Accidentally killing coreutils - an idea to use ruby?

Lately I managed to kill all binaries that typically belong to
coreutils. (Also had no net available on that machine and no backup)

I.e. rm cp sleep echo touch etc… were all suddenly unavailable.

I managed to recover thanks to busybox. So everything is fine. BUT, that
got me thinking…

Ruby still worked nicely and the tasks such as “mv”, “cp” etc… work in
pure ruby too. (FileUtils.mv FileUtils.cp_r and so on)

Now here is my fairly odd question - when I run something like
“./configure” and it is checking for something like “cp”, and if it can
not find it, it will state “cp: command not found”, or something, is
there a way to somehow use ruby instead of that?

For example, “cp” could perhaps be a ruby file and inside that file
could be

require ‘fileutils’
FileUtils.cp

Would that work?

Additionally, would there be a way to completely control all aspects of

system()

from within a script, so that I could associate something like “cp” with
a specific action using ruby code instead?
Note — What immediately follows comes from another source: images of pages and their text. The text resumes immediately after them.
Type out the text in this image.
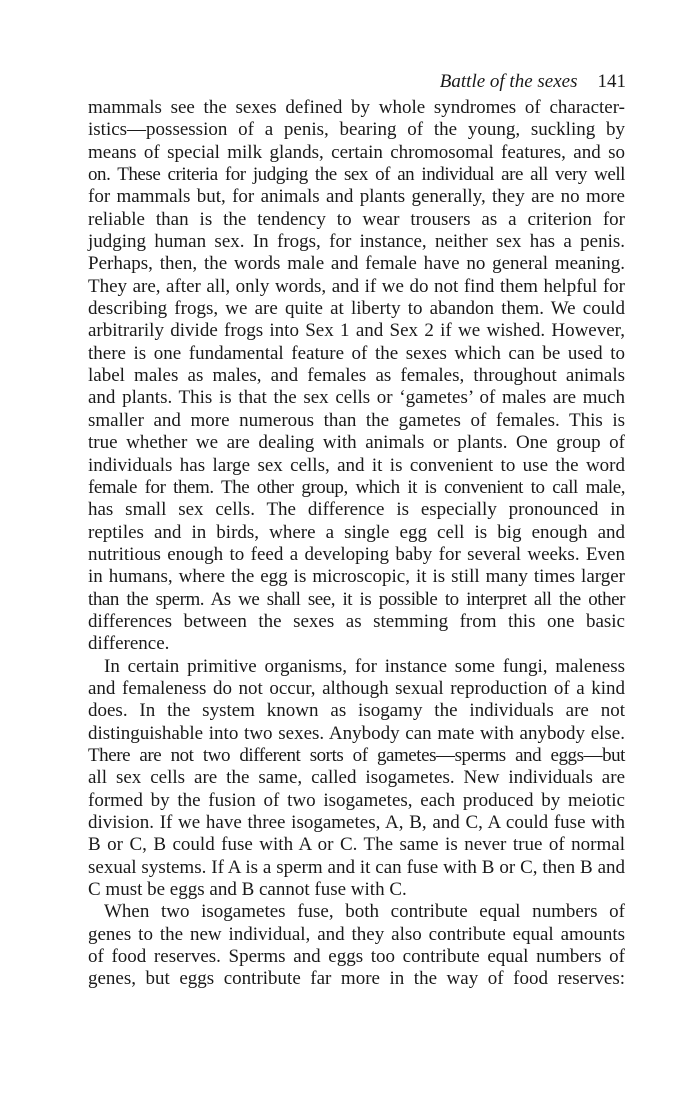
Battle of the sexes 141
mammals see the sexes defined by whole syndromes of character-
istics—possession of a penis, bearing of the young, suckling by
means of special milk glands, certain chromosomal features, and so
on. These criteria for judging the sex of an individual are all very well
for mammals but, for animals and plants generally, they are no more
reliable than is the tendency to wear trousers as a criterion for
judging human sex. In frogs, for instance, neither sex has a penis.
Perhaps, then, the words male and female have no general meaning.
They are, after all, only words, and if we do not find them helpful for
describing frogs, we are quite at liberty to abandon them. We could
arbitrarily divide frogs into Sex 1 and Sex 2 if we wished. However,
there is one fundamental feature of the sexes which can be used to
label males as males, and females as females, throughout animals
and plants. This is that the sex cells or ‘gametes’ of males are much
smaller and more numerous than the gametes of females. This is
true whether we are dealing with animals or plants. One group of
individuals has large sex cells, and it is convenient to use the word
female for them. The other group, which it is convenient to call male,
has small sex cells. The difference is especially pronounced in
reptiles and in birds, where a single egg cell is big enough and
nutritious enough to feed a developing baby for several weeks. Even
in humans, where the egg is microscopic, it is still many times larger
than the sperm. As we shall see, it is possible to interpret all the other
differences between the sexes as stemming from this one basic
difference.
In certain primitive organisms, for instance some fungi, maleness
and femaleness do not occur, although sexual reproduction of a kind
does. In the system known as isogamy the individuals are not
distinguishable into two sexes. Anybody can mate with anybody else.
There are not two different sorts of gametes—sperms and eggs—but
all sex cells are the same, called isogametes. New individuals are
formed by the fusion of two isogametes, each produced by meiotic
division. If we have three isogametes, A, B, and C, A could fuse with
B or C, B could fuse with A or C. The same is never true of normal
sexual systems. If A is a sperm and it can fuse with B or C, then B and
C must be eggs and B cannot fuse with C.
When two isogametes fuse, both contribute equal numbers of
genes to the new individual, and they also contribute equal amounts
of food reserves. Sperms and eggs too contribute equal numbers of
genes, but eggs contribute far more in the way of food reserves:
Yeah, I have fairly weird ideas sometimes. :slight_smile:

And no, I have not tested anything yet… but I figure that if ruby is
working somewhere, one could perhaps use pure ruby anyway … at least
for the basic file operations.

Would that work?

Not without some effort. To work with any configure script it would have
to handle all potential command line arguments for cp (such as recursive
copy, copy with all permissions in tact, etc.). Also anything specific
to the system (linux, bsd, solaris, etc). In other words I’m not sure
I’d recommend it.

Regards,
Chris W.
http://www.twitter.com/cwgem

Not without some effort. To work with any configure script it would have
to handle all potential command line arguments for cp (such as recursive
copy, copy with all permissions in tact, etc.). Also anything specific
to the system (linux, bsd, solaris, etc). In other words I’m not sure
I’d recommend it.

I am not sure it has to be recommended. :slight_smile:

As for BSD, Solaris etc… I don’t use these. I use 99% of my time Linux,
1% on windows.

I think my question is more rather “How could this be done?”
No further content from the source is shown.